How New Jersey Courts See Custody
While there are several good synonyms of the word “custody” that connote the financial, legal, and protective responsibilities such as “guardianship”, the definition that best articulates the aim of custody is “care”. New Jersey courts see the goal of custody hearing as determining the “who”, “when”, “where”, and “how much” of giving children the best possible care.
Seeing custody as care (not simply a legal, financial burden) can help give you a healthy posture towards the process. New Jersey courts start with the presumption that a child having both parents actively participating in his or her life is the ideal goal. Joint custody, then, is seen as being in the best interests of the child.

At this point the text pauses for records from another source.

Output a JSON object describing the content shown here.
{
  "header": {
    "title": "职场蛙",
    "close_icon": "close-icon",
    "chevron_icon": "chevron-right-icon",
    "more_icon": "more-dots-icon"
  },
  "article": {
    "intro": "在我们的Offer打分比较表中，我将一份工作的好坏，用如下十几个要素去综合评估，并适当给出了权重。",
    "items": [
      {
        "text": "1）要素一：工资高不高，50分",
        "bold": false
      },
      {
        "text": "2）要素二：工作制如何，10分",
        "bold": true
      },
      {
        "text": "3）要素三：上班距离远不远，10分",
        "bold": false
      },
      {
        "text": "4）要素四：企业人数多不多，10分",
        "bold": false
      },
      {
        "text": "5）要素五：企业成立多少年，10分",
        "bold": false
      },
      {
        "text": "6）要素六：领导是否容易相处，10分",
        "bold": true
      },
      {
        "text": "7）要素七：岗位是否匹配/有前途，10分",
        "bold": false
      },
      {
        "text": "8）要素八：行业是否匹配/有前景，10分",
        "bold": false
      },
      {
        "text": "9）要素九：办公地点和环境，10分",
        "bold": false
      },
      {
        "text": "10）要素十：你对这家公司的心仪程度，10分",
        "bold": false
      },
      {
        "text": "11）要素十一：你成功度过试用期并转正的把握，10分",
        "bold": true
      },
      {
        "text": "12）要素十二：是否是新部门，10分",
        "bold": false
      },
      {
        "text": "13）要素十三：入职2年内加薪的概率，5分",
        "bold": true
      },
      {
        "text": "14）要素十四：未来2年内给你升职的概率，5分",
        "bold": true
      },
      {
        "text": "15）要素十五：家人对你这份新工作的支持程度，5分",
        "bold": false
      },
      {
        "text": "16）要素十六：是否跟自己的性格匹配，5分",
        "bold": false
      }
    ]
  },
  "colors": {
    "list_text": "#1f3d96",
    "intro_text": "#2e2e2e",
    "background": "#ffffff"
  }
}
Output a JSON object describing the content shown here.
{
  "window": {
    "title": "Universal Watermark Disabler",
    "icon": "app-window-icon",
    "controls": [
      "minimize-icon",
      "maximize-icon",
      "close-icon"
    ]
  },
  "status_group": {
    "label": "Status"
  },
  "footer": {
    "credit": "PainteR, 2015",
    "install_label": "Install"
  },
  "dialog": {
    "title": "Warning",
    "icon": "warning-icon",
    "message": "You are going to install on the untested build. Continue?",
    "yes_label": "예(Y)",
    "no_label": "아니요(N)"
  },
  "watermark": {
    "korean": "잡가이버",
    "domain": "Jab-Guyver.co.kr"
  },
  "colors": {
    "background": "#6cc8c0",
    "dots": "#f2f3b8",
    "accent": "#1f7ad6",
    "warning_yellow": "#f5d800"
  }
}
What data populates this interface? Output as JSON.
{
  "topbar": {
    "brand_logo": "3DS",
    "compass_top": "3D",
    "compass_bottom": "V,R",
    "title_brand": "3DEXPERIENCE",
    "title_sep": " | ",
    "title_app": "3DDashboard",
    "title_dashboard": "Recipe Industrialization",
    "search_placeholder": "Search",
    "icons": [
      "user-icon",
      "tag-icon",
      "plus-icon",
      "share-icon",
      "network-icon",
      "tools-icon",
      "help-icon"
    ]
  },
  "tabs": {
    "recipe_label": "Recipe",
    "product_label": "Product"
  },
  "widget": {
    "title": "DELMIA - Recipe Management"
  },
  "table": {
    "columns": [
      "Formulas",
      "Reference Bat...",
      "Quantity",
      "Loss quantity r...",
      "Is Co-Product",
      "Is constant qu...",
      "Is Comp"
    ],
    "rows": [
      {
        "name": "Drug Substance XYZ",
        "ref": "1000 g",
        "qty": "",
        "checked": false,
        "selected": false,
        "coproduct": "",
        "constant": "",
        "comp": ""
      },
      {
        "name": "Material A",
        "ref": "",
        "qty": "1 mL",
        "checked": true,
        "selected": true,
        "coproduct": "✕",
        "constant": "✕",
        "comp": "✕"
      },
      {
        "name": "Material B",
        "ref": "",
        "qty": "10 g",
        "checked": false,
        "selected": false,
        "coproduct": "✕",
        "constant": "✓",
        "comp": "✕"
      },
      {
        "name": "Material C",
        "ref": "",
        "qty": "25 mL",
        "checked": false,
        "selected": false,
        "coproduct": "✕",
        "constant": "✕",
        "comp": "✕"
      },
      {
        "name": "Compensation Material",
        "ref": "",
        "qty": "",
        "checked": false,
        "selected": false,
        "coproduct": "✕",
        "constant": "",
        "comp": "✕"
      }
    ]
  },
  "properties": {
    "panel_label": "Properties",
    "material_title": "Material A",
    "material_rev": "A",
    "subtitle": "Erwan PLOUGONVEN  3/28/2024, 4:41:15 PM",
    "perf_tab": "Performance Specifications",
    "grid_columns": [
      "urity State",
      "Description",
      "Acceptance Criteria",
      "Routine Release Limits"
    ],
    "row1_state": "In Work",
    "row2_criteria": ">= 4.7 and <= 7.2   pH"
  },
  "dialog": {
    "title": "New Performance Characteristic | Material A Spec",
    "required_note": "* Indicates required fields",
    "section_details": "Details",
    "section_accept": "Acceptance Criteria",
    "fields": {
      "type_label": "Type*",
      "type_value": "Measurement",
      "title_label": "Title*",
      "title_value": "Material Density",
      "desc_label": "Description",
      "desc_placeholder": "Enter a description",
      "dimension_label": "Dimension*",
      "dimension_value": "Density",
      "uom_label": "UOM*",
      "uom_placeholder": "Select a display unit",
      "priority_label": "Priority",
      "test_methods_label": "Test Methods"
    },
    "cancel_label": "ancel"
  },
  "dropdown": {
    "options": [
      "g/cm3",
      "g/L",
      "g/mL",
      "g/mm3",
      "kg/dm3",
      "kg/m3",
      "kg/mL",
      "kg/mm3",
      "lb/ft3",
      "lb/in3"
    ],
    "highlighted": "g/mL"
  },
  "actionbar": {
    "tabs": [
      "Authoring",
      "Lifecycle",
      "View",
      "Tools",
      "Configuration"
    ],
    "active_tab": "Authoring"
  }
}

Joint Custody in New Jersey
Joint custody gives voice (and legal responsibility) to both parents when it comes to any critical decisions in the child’s life. This means open communication between the parents would be a vital component of joint custody. Deterrents to that kind of open dialogue will be taken into consideration.
Part of custody hearings is determining where a child will live. Joint custody could mean the child resides with both parents equally, but in all likelihood he or she will live with one of you more than the other. Residential custody just means one parent is chosen as the parent of primary residence (PPR).
How Custody Is Determined
Making decisions as to what’s best for the child or children during divorce proceedings can be a difficult challenge. The answers to these questions are factors New Jersey courts will take into consideration when determining “who will take care of the kids”.
- How old are the children?
- How many children are there?
- Does the child (age 12+) have a preference as to which parent to live with?
- What is the current relationship of the child with each parent?
- What is the current relationship of the child with siblings?
- At what level will parents be able to communicate with each other?
- How adversarial are the parents towards one another (can they work together)?
- Is there any history of domestic violence?
- What is the health of each parent?
- Does the child have any special needs?
- Does the child have any health challenges?
- Where will each parent live (in proximity to one another)?
- How willing is each parent to accept the custody arrangements?
- History of a parent’s unwillingness to cooperate with a custody plan
Money And What Matter
From time to time, we have clients that become so focused on the challenge of winning sole custody that they begin to focus on the wrong things. It is our belief that a parent who wishes to gain custody for financial reasons only (to elude potentially costly child support) has missed the point of custody entirely. When parents put their children first, the focus becomes on providing them with something that cannot be reclaimed once it’s gone – your time.